Cour supérieure du Québec (Chambre civile)
District de Montréal
Le juge Jean-François de Grandpré

 1      LE JUGE JEAN-FRANÇOIS DE GRANDPRÉ: Convectair-NMT Inc. poursuit Ouellet Canada Inc. en dommages devant la Cour supérieure du district de Montréal pour utilisation illégale de la marque de commerce de la demanderesse sur son site Internet.

 2      Ouellet demande au tribunal de renvoyer la cause dans le district de Montmagny où se situe son siège social parce que toute la cause d'action n'a pas pris naissance dans le district de Montréal.

LES FAITS

 3      Il s'agit ici de deux compagnies canadiennes qui se livrent concurrence dans le domaine de la conception et fabrication de divers produits de chauffage électrique nommément "des calorifères à convection".

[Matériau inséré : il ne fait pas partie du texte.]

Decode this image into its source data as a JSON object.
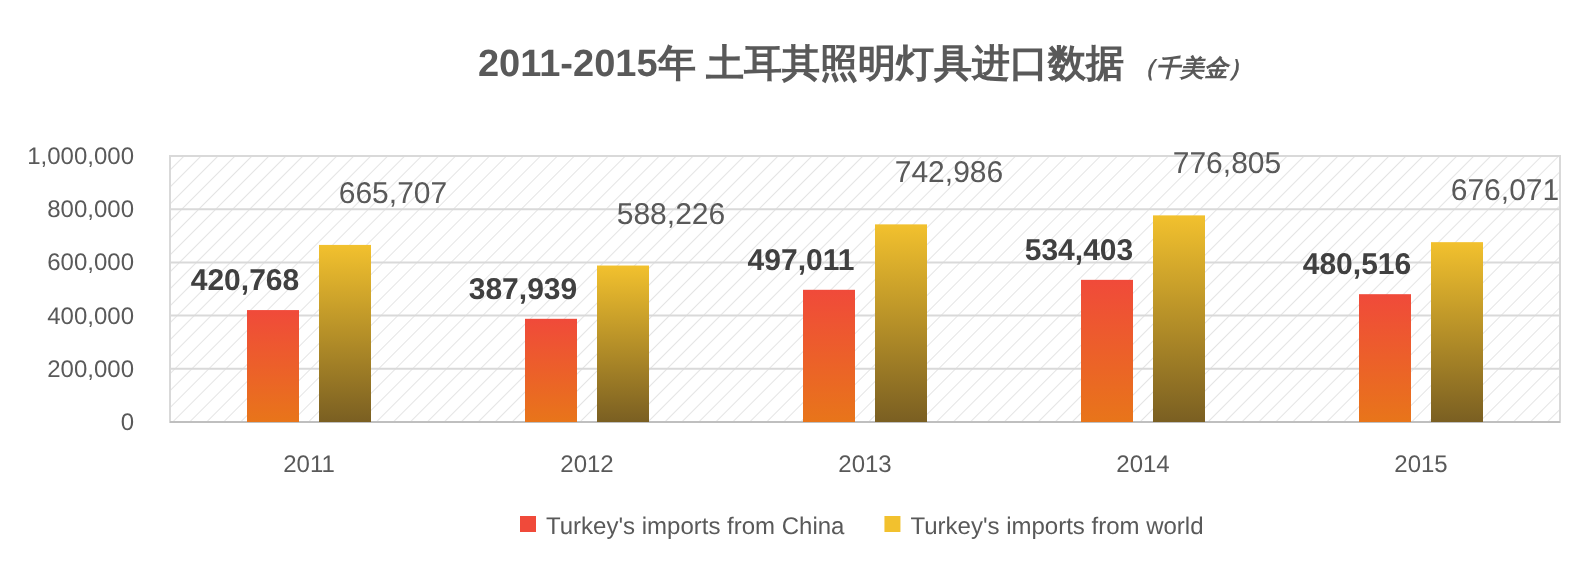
{
  "chart_data": {
    "type": "bar",
    "title": "2011-2015年 土耳其照明灯具进口数据",
    "subtitle": "（千美金）",
    "categories": [
      "2011",
      "2012",
      "2013",
      "2014",
      "2015"
    ],
    "series": [
      {
        "name": "Turkey's imports from China",
        "color": "#f04a3a",
        "values": [
          420768,
          387939,
          497011,
          534403,
          480516
        ],
        "value_labels": [
          "420,768",
          "387,939",
          "497,011",
          "534,403",
          "480,516"
        ]
      },
      {
        "name": "Turkey's imports from world",
        "color": "#f2c12e",
        "values": [
          665707,
          588226,
          742986,
          776805,
          676071
        ],
        "value_labels": [
          "665,707",
          "588,226",
          "742,986",
          "776,805",
          "676,071"
        ]
      }
    ],
    "ylim": [
      0,
      1000000
    ],
    "yticks": [
      {
        "value": 0,
        "label": "0"
      },
      {
        "value": 200000,
        "label": "200,000"
      },
      {
        "value": 400000,
        "label": "400,000"
      },
      {
        "value": 600000,
        "label": "600,000"
      },
      {
        "value": 800000,
        "label": "800,000"
      },
      {
        "value": 1000000,
        "label": "1,000,000"
      }
    ],
    "grid": "y",
    "legend": "bottom"
  }
}
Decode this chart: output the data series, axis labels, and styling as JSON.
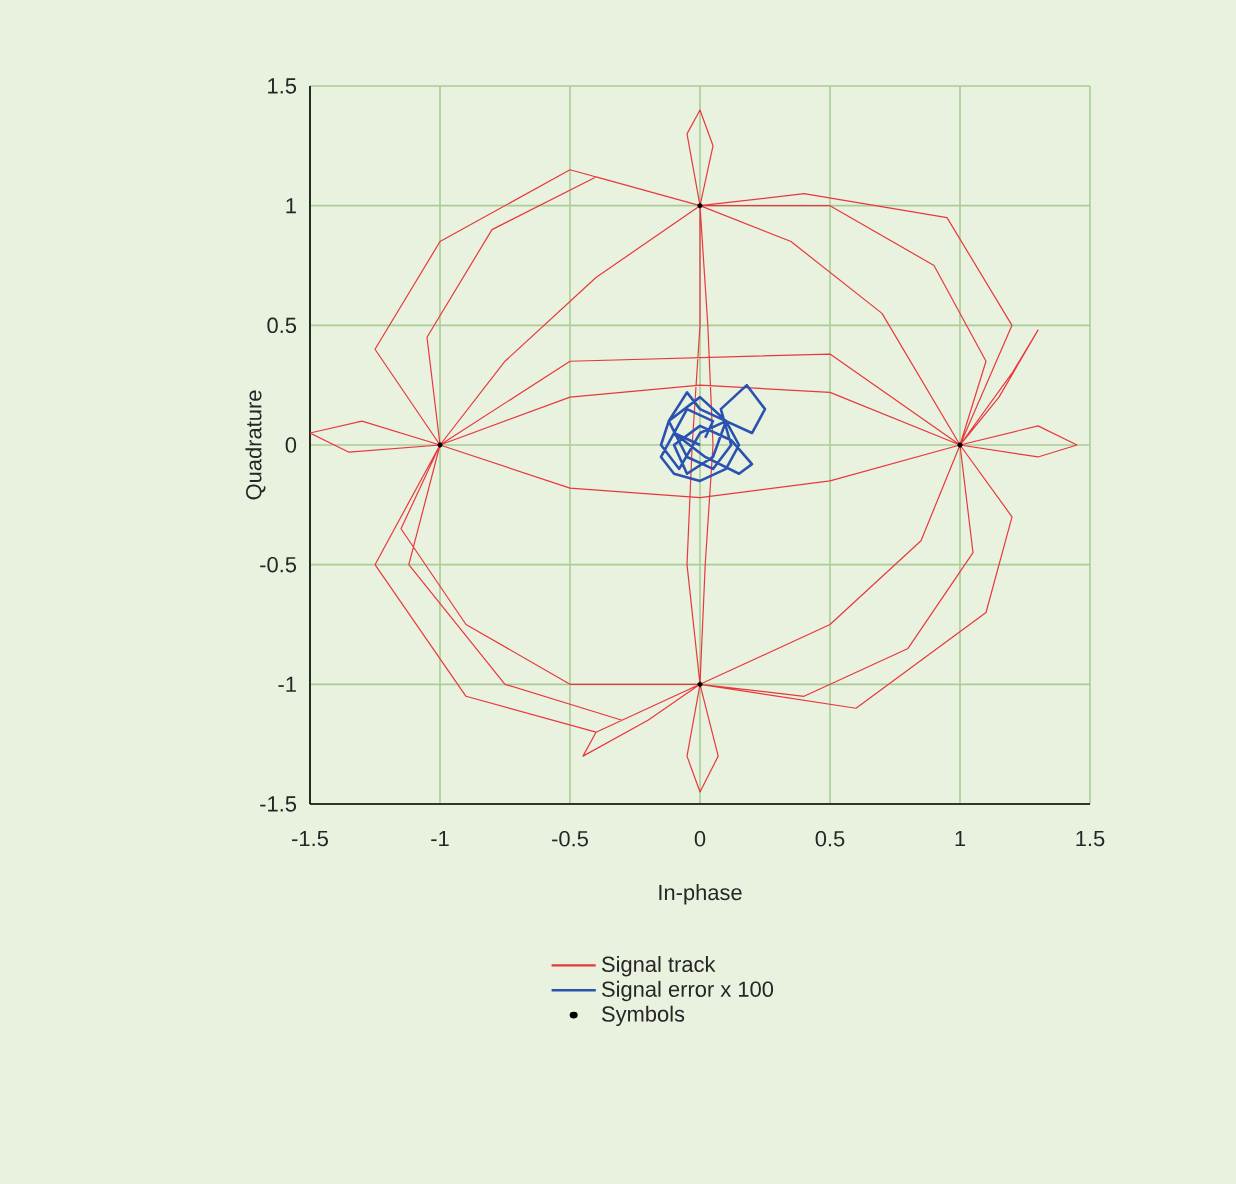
{
  "chart_data": {
    "type": "line",
    "xlabel": "In-phase",
    "ylabel": "Quadrature",
    "xlim": [
      -1.5,
      1.5
    ],
    "ylim": [
      -1.5,
      1.5
    ],
    "xticks": [
      -1.5,
      -1,
      -0.5,
      0,
      0.5,
      1,
      1.5
    ],
    "yticks": [
      -1.5,
      -1,
      -0.5,
      0,
      0.5,
      1,
      1.5
    ],
    "grid": true,
    "legend": "bottom",
    "series": [
      {
        "name": "Signal track",
        "color": "#e8383d",
        "x": [
          -1,
          -1.05,
          -0.8,
          -0.4,
          0,
          0.5,
          0.9,
          1.1,
          1,
          1.3,
          1.45,
          1.3,
          1,
          1.05,
          0.8,
          0.4,
          0,
          -0.05,
          0,
          0.07,
          0,
          -0.5,
          -0.9,
          -1.15,
          -1,
          -1.3,
          -1.5,
          -1.35,
          -1,
          -0.5,
          0,
          0.5,
          1,
          0.7,
          0.35,
          0,
          -0.05,
          0,
          0.05,
          0,
          0.03,
          0.05,
          0.02,
          0,
          0.5,
          0.85,
          1,
          0.5,
          0,
          -0.5,
          -1,
          -1.12,
          -0.75,
          -0.3,
          0,
          -0.4,
          -0.45,
          -0.2,
          0,
          -0.05,
          -0.03,
          0,
          0,
          -0.5,
          -1,
          -1.25,
          -1,
          -0.5,
          0.5,
          1,
          1.2,
          1.3,
          1.15,
          1,
          1.2,
          0.95,
          0.4,
          0,
          -0.4,
          -0.75,
          -1,
          -1.25,
          -0.9,
          -0.4,
          0,
          0.6,
          1.1,
          1.2,
          1
        ],
        "values": [
          0,
          0.45,
          0.9,
          1.12,
          1,
          1,
          0.75,
          0.35,
          0,
          0.08,
          0,
          -0.05,
          0,
          -0.45,
          -0.85,
          -1.05,
          -1,
          -1.3,
          -1.45,
          -1.3,
          -1,
          -1,
          -0.75,
          -0.35,
          0,
          0.1,
          0.05,
          -0.03,
          0,
          -0.18,
          -0.22,
          -0.15,
          0,
          0.55,
          0.85,
          1,
          1.3,
          1.4,
          1.25,
          1,
          0.5,
          0,
          -0.5,
          -1,
          -0.75,
          -0.4,
          0,
          0.22,
          0.25,
          0.2,
          0,
          -0.5,
          -1,
          -1.15,
          -1,
          -1.2,
          -1.3,
          -1.15,
          -1,
          -0.5,
          0,
          0.5,
          1,
          1.15,
          0.85,
          0.4,
          0,
          0.35,
          0.38,
          0,
          0.3,
          0.48,
          0.2,
          0,
          0.5,
          0.95,
          1.05,
          1,
          0.7,
          0.35,
          0,
          -0.5,
          -1.05,
          -1.2,
          -1,
          -1.1,
          -0.7,
          -0.3,
          0
        ]
      },
      {
        "name": "Signal error x 100",
        "color": "#2a52b0",
        "x": [
          0,
          -0.1,
          -0.15,
          -0.1,
          0,
          0.1,
          0.15,
          0.1,
          0,
          -0.05,
          -0.12,
          -0.05,
          0.05,
          0.12,
          0.08,
          0.18,
          0.25,
          0.2,
          0.1,
          0,
          -0.08,
          -0.15,
          -0.12,
          0,
          0.1,
          0.05,
          -0.05,
          -0.1,
          0,
          0.12,
          0.2,
          0.15,
          0.02,
          -0.1,
          -0.05,
          0.05,
          0.02
        ],
        "values": [
          0,
          0.05,
          -0.05,
          -0.12,
          -0.15,
          -0.1,
          0,
          0.1,
          0.15,
          0.22,
          0.1,
          -0.05,
          -0.1,
          0,
          0.15,
          0.25,
          0.15,
          0.05,
          0.1,
          0.05,
          -0.1,
          0,
          0.1,
          0.2,
          0.1,
          -0.05,
          -0.12,
          0,
          0.08,
          0.02,
          -0.08,
          -0.12,
          -0.05,
          0.05,
          0.15,
          0.1,
          0.03
        ]
      },
      {
        "name": "Symbols",
        "color": "#000000",
        "type": "scatter",
        "marker": "circle",
        "x": [
          1,
          0,
          -1,
          0
        ],
        "values": [
          0,
          1,
          0,
          -1
        ]
      }
    ]
  }
}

 4      À la fin du mois de janvier 1999, la demanderesse a découvert que le site Internet de la défenderesse apparaissait régulièrement dans les résultats de recherches faites à partir du nom Convectair qui est la marque de commerce déposée qui lui appartient; le texte du site www.ouellet.com ne faisait pas référence au mot "Convectair" mais seulement aux produits semblables à ceux de la demanderesse.

 5      En analysant le site Internet de Ouellet, la demanderesse a constaté que le mot "Convectair" y était utilisé 44 fois en code hypertexte (le langage en code hypertexte sert à créer des liens et est indispensable pour afficher des documents sur Internet); en utilisant de la sorte le mot "Convectair" dans le langage en code hypertexte de son site Internet, la demanderesse prétend que Ouellet réussit à multiplier le nombre d'occurrences de ce mot dans son site. Cette façon malhonnête et insidieuse faisait apparaître sans droits le site de Ouellet dans les résultats de recherche faites à partir du nom "Convectair".  La demanderesse allègue que ces agissements malhonnêtes ont servi à créer de la confusion chez les acheteurs potentiels intéressés par ses produits.  Ce faisant, Ouellet exerce une concurrence déloyale et agit de façon à s'approprier la clientèle de la demanderesse.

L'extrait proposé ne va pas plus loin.